Bowling for big bucks with No. 1 on line

Dec 28, 2004 4:14 AM

It’s the final week of the college football season! That means happy holidays with friends and family, and lots of bowl games to ring in the New Year. Here’s a peak at some upcoming games, culminating in the national championship matchup between No. 1 Southern Cal and No. 2 Oklahoma.

Orange Bowl, Jan. 4: Oklahoma (12-0 SU, 4-8 ATS) was in this spot a year ago and was upset by LSU. USC carries a 21-game win streak into this game, not having lost since Sept. 27, 2003 at Cal. This is a veteran Oklahoma squad, led by QB Jason White (33 TDs, 6 INTs) and WR Mark Clayton. Sensational freshman RB Adrian Peterson (1,843 yards, 15 TDs, 5.9 ypc) has provided balance to the OU offense, a component that was missing a year ago. The Sooners defense allows 14 points per game, 2.7 yards per rush.

USC (12-0 SU, 7-5 ATS) has great balance (176 yds rushing, 266 passing) behind Heisman winning QB Matt Leinart (28 TDs, 6 INTs), RB LenDale White (985 yards), along with WRs Dwayne Jarrett and Steve Smith. Defensively, the Trojans allow 13 points and 76 yards rushing (2.7 ypc). USC dodged several bullets, yielding 278 passing yards as a 22-point favorite in a 29-24 win over UCLA. They nearly lost (31-28) to Stanford as 22-point chalk, and were outgained 424-205 by Cal in a 23-17 win. Three of the last four national champs were underdogs in the title game (Oklahoma 2000, Ohio State 2002, LSU 2003).

Sugar Bowl, Jan. 3: Two tough, physical defenses are featured. Virginia Tech (10-2 SU, 8-3 ATS) has a good rushing offense behind QB Bryan Randall (19 TDs, 7 INTs). V-Tech averages 186 yards rushing and outscores opponents by a 32-13 average. The Hokies shut down Miami and Virginia the last two games, but are in for their toughest test.

Auburn (12-0 SU, 8-3 ATS) has used a great defense (11 ppg allowed) and a powerful ground game (189 yds rushing) to run the table. The Tigers have a strong 1-2 backfield punch of RBs Carnell Williams (1,104 yards, 5 ypc) and Ronnie Brown (845 yards), along with QB Jason Campbell (19 TDs, 6 INTs). Other than a 10-9 win over defending BCS national champ LSU, Auburn has been dominant under Tom Tuberville. The Tigers have outscored opponents, 33-11.

Cotton Bowl, Jan. 1: The team that runs the ball better will have the edge in this one. Tennessee has flip-flopped quarterbacks all season due to injuries, with Brent Schaeffer, freshman Erik Ainge and junior Rick Clausen sharing time. The running game has been the one constant, behind the terrific tandem of RB Cedric Houston (943 yards) and Gerald Riggs Jr. (1,005 yards).

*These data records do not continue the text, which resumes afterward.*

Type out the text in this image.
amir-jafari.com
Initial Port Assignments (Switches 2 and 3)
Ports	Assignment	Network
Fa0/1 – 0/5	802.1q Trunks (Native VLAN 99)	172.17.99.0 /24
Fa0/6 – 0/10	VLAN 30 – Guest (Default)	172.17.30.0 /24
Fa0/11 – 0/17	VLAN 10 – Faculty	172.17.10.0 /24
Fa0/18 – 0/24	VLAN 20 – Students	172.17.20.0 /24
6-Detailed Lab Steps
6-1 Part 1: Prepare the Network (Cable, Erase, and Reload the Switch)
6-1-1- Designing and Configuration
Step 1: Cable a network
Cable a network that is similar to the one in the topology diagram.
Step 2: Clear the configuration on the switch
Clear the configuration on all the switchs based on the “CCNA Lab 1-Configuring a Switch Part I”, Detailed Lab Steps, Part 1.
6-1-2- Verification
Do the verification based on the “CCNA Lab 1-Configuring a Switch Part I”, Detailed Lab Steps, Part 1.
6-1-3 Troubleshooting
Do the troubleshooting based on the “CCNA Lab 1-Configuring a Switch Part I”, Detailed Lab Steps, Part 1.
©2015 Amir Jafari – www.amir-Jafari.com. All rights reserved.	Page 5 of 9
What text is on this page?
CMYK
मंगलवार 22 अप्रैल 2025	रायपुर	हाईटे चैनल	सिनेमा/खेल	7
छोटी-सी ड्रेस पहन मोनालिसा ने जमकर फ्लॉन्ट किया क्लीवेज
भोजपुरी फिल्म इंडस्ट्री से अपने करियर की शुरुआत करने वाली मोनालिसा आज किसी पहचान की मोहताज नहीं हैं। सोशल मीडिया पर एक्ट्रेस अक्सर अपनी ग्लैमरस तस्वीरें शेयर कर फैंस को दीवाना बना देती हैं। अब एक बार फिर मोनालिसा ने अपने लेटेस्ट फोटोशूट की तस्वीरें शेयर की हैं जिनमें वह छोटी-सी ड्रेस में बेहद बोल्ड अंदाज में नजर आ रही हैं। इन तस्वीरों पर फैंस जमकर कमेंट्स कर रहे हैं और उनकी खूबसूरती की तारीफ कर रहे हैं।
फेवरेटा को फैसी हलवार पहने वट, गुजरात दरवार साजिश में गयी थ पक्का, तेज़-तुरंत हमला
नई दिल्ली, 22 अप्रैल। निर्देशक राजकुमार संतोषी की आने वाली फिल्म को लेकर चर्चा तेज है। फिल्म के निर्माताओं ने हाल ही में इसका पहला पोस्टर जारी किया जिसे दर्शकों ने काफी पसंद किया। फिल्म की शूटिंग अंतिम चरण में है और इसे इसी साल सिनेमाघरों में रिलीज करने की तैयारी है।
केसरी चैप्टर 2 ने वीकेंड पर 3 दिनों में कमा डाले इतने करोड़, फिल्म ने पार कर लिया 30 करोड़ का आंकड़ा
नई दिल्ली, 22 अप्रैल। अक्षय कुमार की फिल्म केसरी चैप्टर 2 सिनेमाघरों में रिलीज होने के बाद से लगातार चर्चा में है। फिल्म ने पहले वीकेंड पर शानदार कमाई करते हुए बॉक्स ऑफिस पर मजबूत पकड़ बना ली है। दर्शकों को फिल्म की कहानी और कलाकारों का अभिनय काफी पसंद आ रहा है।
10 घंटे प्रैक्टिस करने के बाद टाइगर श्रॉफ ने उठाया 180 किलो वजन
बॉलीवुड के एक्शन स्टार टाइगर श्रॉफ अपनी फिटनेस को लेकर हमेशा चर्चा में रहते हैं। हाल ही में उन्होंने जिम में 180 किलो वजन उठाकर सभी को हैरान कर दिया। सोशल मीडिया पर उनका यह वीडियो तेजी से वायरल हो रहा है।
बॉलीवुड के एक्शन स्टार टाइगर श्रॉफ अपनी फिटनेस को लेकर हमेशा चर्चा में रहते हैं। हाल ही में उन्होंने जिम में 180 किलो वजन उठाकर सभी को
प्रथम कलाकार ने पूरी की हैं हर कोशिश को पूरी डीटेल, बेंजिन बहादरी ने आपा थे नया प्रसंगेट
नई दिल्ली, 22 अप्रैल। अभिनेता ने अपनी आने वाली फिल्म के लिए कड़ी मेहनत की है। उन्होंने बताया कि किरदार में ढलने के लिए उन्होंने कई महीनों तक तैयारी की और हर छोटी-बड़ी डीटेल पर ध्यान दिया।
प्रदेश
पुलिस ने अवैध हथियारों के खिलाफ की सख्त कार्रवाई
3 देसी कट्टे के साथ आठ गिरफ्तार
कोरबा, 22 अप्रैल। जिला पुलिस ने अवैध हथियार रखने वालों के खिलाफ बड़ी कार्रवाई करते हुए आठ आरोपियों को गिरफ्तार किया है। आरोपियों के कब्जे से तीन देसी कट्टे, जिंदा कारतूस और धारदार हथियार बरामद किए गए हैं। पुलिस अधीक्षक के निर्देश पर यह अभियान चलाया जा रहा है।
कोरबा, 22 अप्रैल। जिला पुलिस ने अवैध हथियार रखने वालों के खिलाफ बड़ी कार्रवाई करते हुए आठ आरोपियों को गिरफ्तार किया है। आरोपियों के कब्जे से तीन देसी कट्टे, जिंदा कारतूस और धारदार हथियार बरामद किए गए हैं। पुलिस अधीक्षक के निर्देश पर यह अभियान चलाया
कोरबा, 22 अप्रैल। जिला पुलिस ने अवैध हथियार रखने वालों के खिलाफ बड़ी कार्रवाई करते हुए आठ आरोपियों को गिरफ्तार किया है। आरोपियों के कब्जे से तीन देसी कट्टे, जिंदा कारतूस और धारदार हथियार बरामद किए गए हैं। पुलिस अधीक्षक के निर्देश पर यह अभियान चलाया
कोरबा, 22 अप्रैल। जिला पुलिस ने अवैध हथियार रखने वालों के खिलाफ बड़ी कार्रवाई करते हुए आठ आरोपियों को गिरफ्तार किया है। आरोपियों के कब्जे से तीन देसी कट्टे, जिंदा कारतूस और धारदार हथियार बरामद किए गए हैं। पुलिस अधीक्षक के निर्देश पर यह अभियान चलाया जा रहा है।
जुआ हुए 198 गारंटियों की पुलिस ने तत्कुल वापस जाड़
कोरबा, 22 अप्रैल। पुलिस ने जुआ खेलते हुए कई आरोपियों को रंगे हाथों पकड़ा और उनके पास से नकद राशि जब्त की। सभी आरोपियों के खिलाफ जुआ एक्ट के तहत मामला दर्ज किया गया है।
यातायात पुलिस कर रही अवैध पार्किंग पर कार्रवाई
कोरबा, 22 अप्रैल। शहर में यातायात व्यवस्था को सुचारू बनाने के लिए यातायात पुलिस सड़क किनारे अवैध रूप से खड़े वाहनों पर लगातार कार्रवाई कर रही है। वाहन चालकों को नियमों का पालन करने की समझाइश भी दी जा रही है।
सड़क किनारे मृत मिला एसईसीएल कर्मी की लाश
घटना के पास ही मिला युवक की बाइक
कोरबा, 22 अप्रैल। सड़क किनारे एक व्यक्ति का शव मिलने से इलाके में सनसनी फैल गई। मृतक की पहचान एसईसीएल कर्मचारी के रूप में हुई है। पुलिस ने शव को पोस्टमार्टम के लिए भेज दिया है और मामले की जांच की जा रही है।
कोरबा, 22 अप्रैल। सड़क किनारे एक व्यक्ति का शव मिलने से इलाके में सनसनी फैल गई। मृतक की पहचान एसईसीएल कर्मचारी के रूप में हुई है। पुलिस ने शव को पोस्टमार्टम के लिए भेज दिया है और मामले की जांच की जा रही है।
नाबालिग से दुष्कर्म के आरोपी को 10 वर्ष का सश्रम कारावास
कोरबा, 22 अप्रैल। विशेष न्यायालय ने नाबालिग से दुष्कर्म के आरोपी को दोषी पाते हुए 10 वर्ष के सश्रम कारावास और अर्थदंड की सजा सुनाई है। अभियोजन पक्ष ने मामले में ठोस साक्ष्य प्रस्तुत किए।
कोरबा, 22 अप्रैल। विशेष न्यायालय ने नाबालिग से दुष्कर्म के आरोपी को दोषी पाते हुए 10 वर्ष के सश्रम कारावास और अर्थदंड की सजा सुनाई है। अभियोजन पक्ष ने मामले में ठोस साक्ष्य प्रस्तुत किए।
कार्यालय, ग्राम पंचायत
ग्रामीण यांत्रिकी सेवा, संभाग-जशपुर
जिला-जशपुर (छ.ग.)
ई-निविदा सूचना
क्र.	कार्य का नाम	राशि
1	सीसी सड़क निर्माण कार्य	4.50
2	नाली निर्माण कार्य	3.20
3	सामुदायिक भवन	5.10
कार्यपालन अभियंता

Texas A&M (7-4 SU/ATS) slipped late in the season, riding a 1-3 SU/2-3 ATS run. The Aggies lost to Baylor (35-34), Oklahoma (42-35) and Texas (26-13) during that stretch. The A&M defense has surrendered 35, 42, 25 and 26 points the last four games. QB Reggie McNeal (13 TDs, 3 INTs) is versatile, rushing for 700 yards. Like Tennessee, A&M has often been a tough team to pinpoint: The Aggies played hard against powerhouses Texas and Oklahoma, but still lost to Baylor as a 26-point favorite.

Insight Bowl, Dec. 28: The last time Notre Dame played a bowl game in Arizona it was an embarrassing 41-9 loss to Oregon State in the 2001 Fiesta Bowl. Four years later, the two square off at the same venue. This is only Notre Dame’s second bowl since that defeat. Notre Dame is an awful 0-4 SU/ATS in its last four bowl appearances. The Irish lost 28-6 to NC State two years ago in the Gator Bowl as a slight dog.

This Irish squad is in limbo, awaiting the arrival of new head coach Charlie Weis for next season. ND is are strong against the run, but Oregon State can’t run. The Beavers rely on throwing often behind senior QB Derek Anderson (3,257 yards, 25 TDs). Oregon State is on a 6-0 ATS roll the last six games. The Irish allow 274 passing yards per contest and have been flat the last two games in losses to Pitt and USC (41 points allowed in each).